Orders from China, Taiwan's largest trading partner, rose 3.9 percent from a year earlier, while those from the United States saw a 5.7 percent gain.
Orders from Europe climbed 6.9 percent from the year before, while those from Japan leapt 30 percent.
"These numbers are a good sign of the competitiveness of the Taiwanese industry coupled with a steadily recovering global economy," said Kevin Wang, a Taipei-based economist at Taishin Securities.
Actual exports, which trail export orders by one to two months, rose faster than expected in April, as shipments in the tech sector hit a new single-month record.
But Taiwan's largest trading partners have painted a mixed picture of economic strength recently, with the United States reporting retail sales barely grew in April.
China's exports and imports notched modest growth last month after a huge drop in March, but a senior commerce ministry official said on Tuesday it could miss its target for trade growth for a third consecutive year in 2014.
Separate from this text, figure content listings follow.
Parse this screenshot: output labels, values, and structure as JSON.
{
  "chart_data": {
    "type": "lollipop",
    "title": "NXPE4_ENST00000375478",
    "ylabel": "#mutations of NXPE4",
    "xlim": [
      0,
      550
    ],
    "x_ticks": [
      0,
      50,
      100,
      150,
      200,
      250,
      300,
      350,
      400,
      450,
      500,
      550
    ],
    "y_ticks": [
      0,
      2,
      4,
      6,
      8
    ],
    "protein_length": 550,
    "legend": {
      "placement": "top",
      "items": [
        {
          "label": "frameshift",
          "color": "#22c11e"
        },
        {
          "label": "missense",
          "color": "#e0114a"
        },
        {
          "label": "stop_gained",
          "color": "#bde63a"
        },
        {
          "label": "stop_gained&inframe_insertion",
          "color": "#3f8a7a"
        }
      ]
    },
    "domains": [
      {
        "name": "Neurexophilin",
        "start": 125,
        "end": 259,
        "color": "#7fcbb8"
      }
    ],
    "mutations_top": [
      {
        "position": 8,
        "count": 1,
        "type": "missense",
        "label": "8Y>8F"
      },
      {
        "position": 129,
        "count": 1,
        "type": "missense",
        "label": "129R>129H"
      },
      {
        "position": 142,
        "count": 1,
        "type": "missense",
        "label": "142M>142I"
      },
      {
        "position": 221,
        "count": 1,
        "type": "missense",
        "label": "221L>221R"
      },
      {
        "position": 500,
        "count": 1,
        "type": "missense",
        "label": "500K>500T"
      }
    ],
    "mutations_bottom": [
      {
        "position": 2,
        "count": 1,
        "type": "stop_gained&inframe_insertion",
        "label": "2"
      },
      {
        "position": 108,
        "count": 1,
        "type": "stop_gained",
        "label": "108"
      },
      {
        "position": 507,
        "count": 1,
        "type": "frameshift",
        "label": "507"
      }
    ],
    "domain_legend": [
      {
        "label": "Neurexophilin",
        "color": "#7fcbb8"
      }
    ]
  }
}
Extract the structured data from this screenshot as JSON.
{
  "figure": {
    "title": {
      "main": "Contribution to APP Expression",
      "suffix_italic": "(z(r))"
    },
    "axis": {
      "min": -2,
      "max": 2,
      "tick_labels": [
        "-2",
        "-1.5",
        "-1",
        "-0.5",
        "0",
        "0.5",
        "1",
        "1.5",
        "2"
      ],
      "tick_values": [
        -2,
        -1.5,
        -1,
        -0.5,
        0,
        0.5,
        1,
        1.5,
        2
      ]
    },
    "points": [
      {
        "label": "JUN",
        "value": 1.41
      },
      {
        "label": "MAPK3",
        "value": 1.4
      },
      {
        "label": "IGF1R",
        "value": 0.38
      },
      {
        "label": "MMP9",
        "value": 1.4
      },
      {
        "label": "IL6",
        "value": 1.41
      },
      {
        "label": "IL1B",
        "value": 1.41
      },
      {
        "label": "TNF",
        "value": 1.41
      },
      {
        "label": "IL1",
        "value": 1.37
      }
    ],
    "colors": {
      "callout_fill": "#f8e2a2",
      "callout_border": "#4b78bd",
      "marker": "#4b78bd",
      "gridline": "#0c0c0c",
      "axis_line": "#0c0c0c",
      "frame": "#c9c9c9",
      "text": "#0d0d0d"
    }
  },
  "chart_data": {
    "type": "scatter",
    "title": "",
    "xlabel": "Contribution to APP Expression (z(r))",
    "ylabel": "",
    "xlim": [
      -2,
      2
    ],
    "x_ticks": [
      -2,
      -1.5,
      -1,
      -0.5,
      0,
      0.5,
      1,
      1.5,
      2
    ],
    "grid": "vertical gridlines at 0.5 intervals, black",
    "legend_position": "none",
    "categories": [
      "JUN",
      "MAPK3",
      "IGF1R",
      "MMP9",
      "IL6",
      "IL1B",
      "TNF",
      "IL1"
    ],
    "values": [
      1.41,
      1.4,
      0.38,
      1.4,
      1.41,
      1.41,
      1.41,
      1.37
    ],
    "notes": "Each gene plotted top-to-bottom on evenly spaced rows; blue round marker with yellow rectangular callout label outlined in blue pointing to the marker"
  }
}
Meanwhile, recent turmoil at factories in Vietnam left many wondering whether output from Taiwanese-owned firms would be affected.
Thousands of Vietnamese set fire to foreign factories and rampaged through industrial zones in the south of the country in an angry reaction to Chinese oil drilling in a part of the South China Sea claimed by Vietnam. The riots were largely targeted at Taiwanese facilities mistaken by the protesters as being Chinese-owned.
The impact should be relatively muted, the ministry said, as firms shift lost production to other regions.
Hon Hai Precision Industry Co Ltd and China Steel Corp, two Taiwanese firms that had announced temporary work stoppages in Vietnam due to the riots, told Reuters their output in May from the country would not be lower than usual.
Most large Vietnam manufacturing houses, including those under Taiwanese management, have restarted operations or intend to return to work as soon as possible.